Al die goede bedoelingen, leiden er dus wel toe, dat er veel meer kennis en middelen moeten worden ingezet om een medisch hulpmiddel op de markt te zetten of te houden. Want wat betreft het laatste, onder de MDD schoot de aandacht van de aangemelde instanties voor bepaalde kritische aspecten van een medisch hulpmiddel enorm tekort. Fabrikanten werden er onvoldoende toe aangespoord om hun technische documentatie op orde te hebben. Zo bouwden fabrikanten een steeds grotere kennisachterstand op, soms jarenlang. En die moet nu worden ingelopen. Maar hoe doe je dat als kleine organisatie die niet eens begrijpt dat er een achterstand is om in te halen. Immers, “We hebben toch al een MDD certificaat, dan kan het toch niet zo slecht zijn?”

En dan kom ik dit in de praktijk tegen:

  • De technische documentatie is een bescheiden verzameling van meningen in plaats van technische feiten ondersteund met verificatie en validatiegegevens. Nieuwe testen en onderzoeken zijn noodzakelijk.
  • Er is wel veel technische documentatie, maar het is ongeorganiseerd. Met enig geluk staat het nog wel op één bestandslokatie, maar vaker is het verspreid over vele onbekende locaties. Het kost veel tijd om alle documenten te verzamelen en dan te ordenen onder de beoordelingsgebieden aangeven in bijlage II en III van de MDR. Op zijn minst moet een summary of technical documentation (STED) worden opgesteld zodat de beoordelaar van de aangemelde instantie kan navigeren door de documentatie.
  • Maar daarmee is het nog niet gereed voor beoordeling, wat het blijft een samenraapsel van documenten zonder onderling verband. De documentatie vormt een systeem: risicomanagement is gekoppeld aan de klinische evaluatie, ontwerpinput en -output zijn ook aan elkaar gekoppeld en moet geverifieerd en gevalideerd zijn in een mate die gekoppeld is aan de resultaten van risicomanagement, documenten leveren bewijs van overeenstemming met bepaalde eisen voor veiligheid en prestatie in bijlage I van de MDR, enzovoort.

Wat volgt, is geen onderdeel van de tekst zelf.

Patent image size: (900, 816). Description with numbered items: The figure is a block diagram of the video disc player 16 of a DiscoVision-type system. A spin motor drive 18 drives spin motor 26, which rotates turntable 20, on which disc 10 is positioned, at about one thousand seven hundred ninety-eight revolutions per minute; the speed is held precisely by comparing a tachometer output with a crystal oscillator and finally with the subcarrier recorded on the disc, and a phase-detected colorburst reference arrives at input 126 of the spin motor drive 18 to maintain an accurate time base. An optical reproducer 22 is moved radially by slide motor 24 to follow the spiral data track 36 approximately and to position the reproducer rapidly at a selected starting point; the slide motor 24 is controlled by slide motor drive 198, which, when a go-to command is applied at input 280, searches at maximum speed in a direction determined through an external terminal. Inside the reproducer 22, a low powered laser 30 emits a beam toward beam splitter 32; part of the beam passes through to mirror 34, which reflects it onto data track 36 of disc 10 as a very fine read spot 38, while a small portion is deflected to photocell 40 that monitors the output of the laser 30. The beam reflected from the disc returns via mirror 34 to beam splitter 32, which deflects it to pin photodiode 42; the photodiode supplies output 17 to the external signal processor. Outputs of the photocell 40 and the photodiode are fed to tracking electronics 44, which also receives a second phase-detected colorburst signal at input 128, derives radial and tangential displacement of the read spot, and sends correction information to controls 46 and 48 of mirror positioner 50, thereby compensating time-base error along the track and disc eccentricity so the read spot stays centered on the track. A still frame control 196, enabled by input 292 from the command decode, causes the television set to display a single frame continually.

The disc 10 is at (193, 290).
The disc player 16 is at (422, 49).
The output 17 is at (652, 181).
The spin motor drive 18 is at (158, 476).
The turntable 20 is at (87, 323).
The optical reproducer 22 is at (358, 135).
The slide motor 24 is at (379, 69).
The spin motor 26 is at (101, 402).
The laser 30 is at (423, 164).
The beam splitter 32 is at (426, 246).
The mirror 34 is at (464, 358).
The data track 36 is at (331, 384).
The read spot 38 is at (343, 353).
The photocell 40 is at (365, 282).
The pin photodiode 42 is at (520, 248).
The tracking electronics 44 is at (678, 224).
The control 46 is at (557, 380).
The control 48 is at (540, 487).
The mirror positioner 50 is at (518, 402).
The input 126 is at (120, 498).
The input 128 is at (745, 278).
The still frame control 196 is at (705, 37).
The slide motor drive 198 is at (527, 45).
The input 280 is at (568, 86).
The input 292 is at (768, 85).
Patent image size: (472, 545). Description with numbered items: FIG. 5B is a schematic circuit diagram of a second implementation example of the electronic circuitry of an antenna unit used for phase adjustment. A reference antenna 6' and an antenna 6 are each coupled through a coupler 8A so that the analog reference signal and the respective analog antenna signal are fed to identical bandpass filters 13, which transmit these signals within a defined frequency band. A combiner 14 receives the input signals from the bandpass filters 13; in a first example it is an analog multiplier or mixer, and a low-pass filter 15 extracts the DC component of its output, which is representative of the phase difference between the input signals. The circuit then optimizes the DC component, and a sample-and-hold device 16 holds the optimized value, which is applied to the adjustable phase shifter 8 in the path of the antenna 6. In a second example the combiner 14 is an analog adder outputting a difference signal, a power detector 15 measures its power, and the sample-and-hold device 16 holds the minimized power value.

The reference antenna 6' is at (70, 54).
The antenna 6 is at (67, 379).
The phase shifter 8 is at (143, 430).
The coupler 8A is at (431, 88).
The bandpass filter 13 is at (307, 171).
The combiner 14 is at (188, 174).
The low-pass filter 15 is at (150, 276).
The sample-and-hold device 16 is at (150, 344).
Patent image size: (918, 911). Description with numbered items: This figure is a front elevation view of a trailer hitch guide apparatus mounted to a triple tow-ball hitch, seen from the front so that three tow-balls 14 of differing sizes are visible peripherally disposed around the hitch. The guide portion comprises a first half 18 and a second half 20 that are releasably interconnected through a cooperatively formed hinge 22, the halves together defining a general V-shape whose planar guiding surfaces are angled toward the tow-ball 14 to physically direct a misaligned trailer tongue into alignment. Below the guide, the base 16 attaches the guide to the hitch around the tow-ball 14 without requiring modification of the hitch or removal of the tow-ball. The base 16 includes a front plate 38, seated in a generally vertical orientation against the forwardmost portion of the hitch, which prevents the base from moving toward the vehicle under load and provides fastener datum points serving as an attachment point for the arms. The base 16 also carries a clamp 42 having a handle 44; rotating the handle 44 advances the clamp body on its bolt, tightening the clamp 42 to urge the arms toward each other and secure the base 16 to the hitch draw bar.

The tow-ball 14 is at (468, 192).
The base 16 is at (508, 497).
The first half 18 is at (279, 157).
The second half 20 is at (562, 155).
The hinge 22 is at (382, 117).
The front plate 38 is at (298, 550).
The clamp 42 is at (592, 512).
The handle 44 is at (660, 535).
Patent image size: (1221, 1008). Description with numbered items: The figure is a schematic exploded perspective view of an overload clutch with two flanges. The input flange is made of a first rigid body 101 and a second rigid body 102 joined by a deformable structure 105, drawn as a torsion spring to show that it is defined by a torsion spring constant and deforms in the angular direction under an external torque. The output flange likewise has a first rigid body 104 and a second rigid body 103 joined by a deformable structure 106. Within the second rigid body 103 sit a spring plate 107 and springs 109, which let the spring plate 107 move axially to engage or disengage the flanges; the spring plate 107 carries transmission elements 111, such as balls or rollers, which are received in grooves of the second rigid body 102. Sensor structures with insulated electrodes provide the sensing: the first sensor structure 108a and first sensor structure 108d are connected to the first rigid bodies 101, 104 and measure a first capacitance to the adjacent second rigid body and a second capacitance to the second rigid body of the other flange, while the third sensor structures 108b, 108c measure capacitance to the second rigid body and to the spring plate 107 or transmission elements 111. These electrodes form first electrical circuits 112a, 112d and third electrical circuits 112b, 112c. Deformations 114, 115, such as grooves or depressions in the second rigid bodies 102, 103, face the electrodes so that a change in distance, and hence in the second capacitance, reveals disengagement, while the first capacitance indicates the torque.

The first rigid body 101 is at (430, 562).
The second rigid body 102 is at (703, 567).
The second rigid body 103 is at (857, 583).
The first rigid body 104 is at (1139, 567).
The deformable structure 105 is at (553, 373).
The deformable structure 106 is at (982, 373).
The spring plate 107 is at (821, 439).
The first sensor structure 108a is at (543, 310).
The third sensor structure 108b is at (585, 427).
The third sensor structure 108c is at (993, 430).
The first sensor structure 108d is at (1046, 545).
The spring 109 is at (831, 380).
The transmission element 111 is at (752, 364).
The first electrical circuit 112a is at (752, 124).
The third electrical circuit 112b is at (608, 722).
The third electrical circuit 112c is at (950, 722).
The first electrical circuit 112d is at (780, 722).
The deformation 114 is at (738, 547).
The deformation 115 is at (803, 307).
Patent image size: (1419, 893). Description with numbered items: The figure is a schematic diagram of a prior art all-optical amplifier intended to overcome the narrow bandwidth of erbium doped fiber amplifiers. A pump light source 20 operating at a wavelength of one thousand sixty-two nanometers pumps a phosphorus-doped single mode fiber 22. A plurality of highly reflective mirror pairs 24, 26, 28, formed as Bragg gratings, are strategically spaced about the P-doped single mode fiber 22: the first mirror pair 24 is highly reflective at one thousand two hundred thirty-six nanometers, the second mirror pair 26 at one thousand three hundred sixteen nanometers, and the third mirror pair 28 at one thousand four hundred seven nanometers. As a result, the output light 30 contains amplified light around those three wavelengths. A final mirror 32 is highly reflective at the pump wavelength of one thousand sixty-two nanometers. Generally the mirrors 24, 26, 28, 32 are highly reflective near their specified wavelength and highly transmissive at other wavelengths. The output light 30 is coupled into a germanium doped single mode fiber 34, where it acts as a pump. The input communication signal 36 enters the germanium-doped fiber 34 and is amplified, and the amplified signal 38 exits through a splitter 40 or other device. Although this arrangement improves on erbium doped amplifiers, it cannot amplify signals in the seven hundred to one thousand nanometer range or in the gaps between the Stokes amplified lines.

Er zijn dus samenvattende ontwerpbeoordelingsdocumenten nodig om de verbanden te duiden.
  • De meest gestelde vraag in de conformiteitsbeoordeling is: “Waar staat….?”. Niet dat het antwoord in de technische documentatie ontbreekt, maar de MDR term die als zoekwoord door de beoordelaar wordt gebruikt is niet de vergelijkbare term die door de fabrikant is gebruikt. Dus als je nieuwe documentatie opstelt, gebruik de MDR terminologie.
  • En dan zijn er nog vele mankementen op inhoudelijk gebied: risicoanalyses zonder de klinische gevolgen te identificeren (FMEA gebruikt volgens machinerichtlijn in plaats van ISO 14971), geen chemische materiaalkarakterisatie (ISO 10993-18), zeer zorgwekkende stoffen (REACH) niet beoordeeld, transportveiligheid niet onderzocht, softwareontwikkeling zonder herkenbare levenscyclus, normen waarmee overeenstemming wordt geclaimd zijn niet state-of-the-art, testrapporten die niet te herleiden zijn naar een specifieke versie van het ontwerp, onvolledige gegevens met betrekking tot de borging van de steriliteit, geen bewijs van bruikbaarheid (IEC 62366-1), geen productie master validatie plan die de special processes verantwoord (wordt dat geëist dan?). Kortom, veel werk voor engineers om bij te spijkeren en de achterstand in te halen.

Hier enkele tips:

  • Fabrikanten zullen moeten ze erkennen dat de MDR een instrument is voor de dialoog tussen fabrikanten en de aangemelde instantie. Zorg dat ten minste één lid van het ontwerpteam vroegtijdig een grondig begrip van de regelgeving ontwikkelt. Belangrijk is dat de regelgeving vanaf het begin van het traject wordt meegenomen in de documentontwikkeling en niet wordt overgelaten aan QA/RA nadat het traject is afgerond. Die heeft dan enorm veel werk om de documentatie geschikt te maken voor indiening. Naast de enorme kostenpost, zit ook het ontwerpteam in die fase niet te wachten om alle vragen te beantwoorden of de documenten aan te vullen. Maar beter laat dan nooit, zorg dat de vragen binnen de organisatie zijn gesteld voordat het dossier wordt ingediend.
  • De algemene veiligheids- en prestatie-eisen vereisen dat ontwerpteams snel kennis verwerven over het beoogde gebruik en de toepassing van het hulpmiddel, met inbegrip van het veilige gebruik ervan in verschillende omgevingen en omstandigheden. Hiervoor moet het ontwerpteam gebruik kunnen maken van multidisciplinaire expertise en samenwerking. Het betrekken van klinische experts bij de conceptualiserings- en ontwerpfasen vermindert het risico dat bedrijfsingenieurs overdreven enthousiast (of zelfs bijziend) worden over het marktpotentieel van de technologie. Klinische experts kunnen het team alle klinische aandoeningen die in de productetikettering worden geclaimd helpen begrijpen. Daarnaast kunnen ze de ingenieurs helpen begrijpen hoe de gebruiksomgeving en de gewoonten en gedragingen en van gebruikers en patiënten onvoorziene risico’s kunnen vormen.
  • Implementeer het systeem voor risicomanagement al tijdens de conceptualisatiefase. Dit systeem moet zo vroeg mogelijk worden gebaseerd op objectieve kennis van materiedeskundigen. Hoewel dergelijke risicobeheersystemen omslachtig kan zijn en de ontwikkelingskosten en de time-to-market van een medisch hulpmiddel verhogen, zal een ‘safe-by-design’-principe is zeer effectief blijken bij de conformiteitsbeoordeling en het voorkomen van tekortkomingen zodra het product in de handel is gebracht.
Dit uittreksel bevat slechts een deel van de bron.